AUNet employs a shared‑weight backbone (e.g., ResNet‑50) for all modalities, drastically reducing parameter count and enabling seamless handling of any input combination without architectural re‑configuration. The overall training objective combines detection loss (e.g., focal loss for bounding‑box classification/regression), the router loss L_V, and the CSR contrastive loss L_CR.

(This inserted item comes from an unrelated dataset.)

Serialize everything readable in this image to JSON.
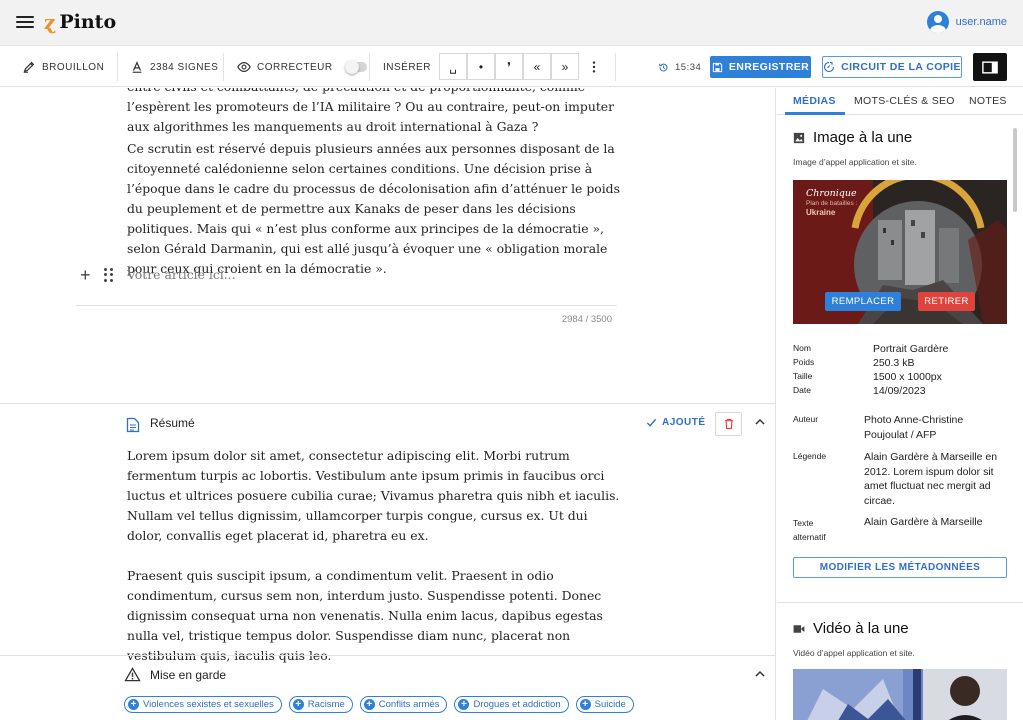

Extensive experiments are conducted on both the newly released TRNT dataset and the established LLVIP RGB‑TIR dataset. The evaluation covers seven possible input configurations (single‑modal, dual‑modal, and triple‑modal). AUNet consistently outperforms state‑of‑the‑art CMPD methods (direct concatenation, illumination‑guided weighting, gated mechanisms, transformer‑based fusion, etc.) by 4–7 % absolute average precision (AP) across all configurations. The gains are especially pronounced in night‑time scenarios where NIR provides texture that compensates for TIR’s silhouette‑only information, reducing missed detections of small or partially occluded pedestrians. Moreover, the router achieves >99 % accuracy in modality detection, and the CSR module reduces background false positives by roughly 35 %. Computationally, the shared backbone and dynamic MAI lower FLOPs by about 42 % compared to naïve three‑branch architectures, making the approach more suitable for real‑time deployment.
The authors acknowledge limitations: the binary router may struggle with ambiguous sensor signals, and reliance on a large pre‑trained CLIP model could be prohibitive for edge devices. Future work is suggested to incorporate Bayesian uncertainty modeling for the router and to explore lightweight CLIP variants.
In summary, this work makes two major contributions: (1) the TRNT dataset, the first publicly available benchmark that includes synchronized RGB, NIR, and TIR data across ground and aerial viewpoints; and (2) AUNet, a novel architecture that validates modality availability, refines each modality’s semantic relevance, and dynamically fuses the available streams. The proposed solution effectively bridges the gap between ideal laboratory settings and the unpredictable conditions of real‑world surveillance, advancing the robustness and practicality of multi‑spectral pedestrian detection.